Kate O'Neill, TD '03, and her twin sister Laura, TC '03, the team's one-two punch and the race's five-six finishers, knew in the chute right after they finished, when they could turn around and see the rest of their team lining up close behind them. Lindsay Mitchell, CC '03, who finished fourth on the team and 12th overall, could see just enough of the field ahead of her to know that only number six Boston College (BC) had them beat. Then LaFrance finished, and soon after it became official: Yale was one of the Northeast region's two automatic qualifiers. "We're going to Iowa!," Head Coach Mark Young, ES '68, barked from the flatbed truck on which the results were posted.

On Mon., Nov. 20, NCAA Division I Championships will be held at Iowa State University in Ames, Iowa. The team flies out on Friday afternoon, runs the course Saturday, jogs it Sunday, and races against 30 teams and 20 individual qualifiers at 11 a.m. on Monday. In the meantime, they taper, cutting down their workouts to make sure their legs are fresh. "Our coach said, `The hay is already in the barn,'" Kate said. "We don't need to add any more hay, I guess."

Yale's strength and freshness showed at Regionals, where the team ran its best race of the year on a six-kilometer course, six-tenths of a mile longer than the usual 5-K. As usual, Yale went out as a pack, strong but steady. The O'Neills and Katie Rigney, JE '01—Yale's number three and number ten overall—pulled farther ahead after the first mile as the team left the wide-open Flats and began the first of three circuits of Van Cortlandt Park's wooded Freshman Hill and Cow Path. "We passed a lot of people and did it toward the end," Laura said. "It really looked like they were hurting."

BC, on the other hand, went out fast and almost paid the painful price. Indeed, both O'Neills bore down on, and passed, BC's Rachel Hixson in the race's final 300 meters. Saturday, Yale's strategy wasn't near-ly enough—BC had nine points and about five seconds per runner on them, but at Nationals—another 6-K course, but one with far more hills than Van Cortlandt—teams that go too hard too early may be easy pickings. In a huge race during which most of the runners will be unknown quantities, beating BC is one of the Bulldogs' few obvious goals.

And then there are the big names: Brigham Young, number one in the nation for most of the year, current number one Colorado, and number two Stanford, home to three high school national cross country champions (one a repeat) and one runner-up. Is there an intimidation factor for lowly, non-scholarship, number nine Yale? "Our team is in there," LaFrance said. "We're one of those teams.

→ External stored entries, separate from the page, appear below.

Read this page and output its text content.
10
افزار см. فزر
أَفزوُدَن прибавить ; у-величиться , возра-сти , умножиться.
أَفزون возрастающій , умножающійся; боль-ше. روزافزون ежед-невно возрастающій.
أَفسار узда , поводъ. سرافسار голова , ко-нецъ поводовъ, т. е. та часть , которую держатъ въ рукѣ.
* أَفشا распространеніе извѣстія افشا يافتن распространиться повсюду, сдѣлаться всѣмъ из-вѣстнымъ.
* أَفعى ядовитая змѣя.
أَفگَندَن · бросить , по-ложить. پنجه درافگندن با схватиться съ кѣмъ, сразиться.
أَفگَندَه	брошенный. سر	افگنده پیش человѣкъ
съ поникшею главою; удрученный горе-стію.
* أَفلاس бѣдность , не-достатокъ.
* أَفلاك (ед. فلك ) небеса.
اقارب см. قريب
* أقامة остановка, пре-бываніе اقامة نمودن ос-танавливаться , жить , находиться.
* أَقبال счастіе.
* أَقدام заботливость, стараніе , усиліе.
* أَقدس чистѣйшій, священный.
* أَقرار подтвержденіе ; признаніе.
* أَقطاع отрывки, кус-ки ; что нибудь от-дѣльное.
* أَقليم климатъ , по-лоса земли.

I don't feel intimidated. It would make more sense if I did." Young is as certain of his team's mettle. "Some teams might choke," he said. "This team won't."

Mitchell, for one, doesn't plan on it. "We're trying to impress some people while we're there, knock off some big schools," she said. It'll be tough though, especially because the field is both huge and talented; Yale has to keep up the pack attack that's worked for it all year and not let itself be dispersed by the chaos or discouraged by the fact that they're running 40th instead of fourth. "Five or10 seconds can be 30 or 40 people," Young said. "They pack 'em in at that point."

Even an average finish of 50th place might be good enough for a top-10 finish to complement Yale's top-10 ranking. And to the Bulldogs, top 10 is the team's stated goal—a bigger upset would be gravy on what's already a shocking season. Captain Nancy Wolcott, BR '01, who's flying out as the team's alternate (along with the team's number six Amanda Brewster, BR '03, and number seven Rebecca Hunter, JE '04) said, "As freshman, if you had told Katie, Katherine, and myself that we would be going to Nationals, I don't think we would have believed you." This summer, no one except the Yale women would have believed you if you had told them the exact same thing.